According to the employees, the general assembly was strengthened long after the pandemic and laid down the guidelines for the future. At this time, members of the cooperative attach great importance, among other reasons, because they highlighted some of the structural defects contained in the project, both in the economic sphere and in the division of labour. They praised the analysis process carried out with the Cooperative Society of Navarra ANEL, of which they are partners. Then, for example, the person holding the accounting was integrated into the work team.
And with reference to accounting, the third plant for shows cannot be omitted. “We lose thousands of euros with him every year and the logistics of the room give us work,” says Etxarte with standard resignation. Between 20 and 40 events are held annually. Among others, Lucio Urtubia, Julen Madariaga, Silvia Federici or former PSOE minister Carmen Alborch were the table's speakers.

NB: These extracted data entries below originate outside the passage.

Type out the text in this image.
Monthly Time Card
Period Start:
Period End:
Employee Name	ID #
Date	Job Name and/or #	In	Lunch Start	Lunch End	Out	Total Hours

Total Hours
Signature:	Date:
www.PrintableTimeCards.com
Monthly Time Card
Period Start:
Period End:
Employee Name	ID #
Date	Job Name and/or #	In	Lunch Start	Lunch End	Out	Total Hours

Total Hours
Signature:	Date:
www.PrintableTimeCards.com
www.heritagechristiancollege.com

The team is already working on the well of its tenth anniversary. The project has grown and matured: workers feel satisfied by the number of people and customers seem stronger economically since they passed the mortgage to the ethical bank Koop-57. Ten years is no joke and at the moment they have something to celebrate. We've talked about what is and what's not about catacras in the displacements, we've talked about revolution, but perhaps one of the main keys is in the pink bag that you have on sale to bring books from the store and that shows the Latin alphabet: “26 letters to change the world.”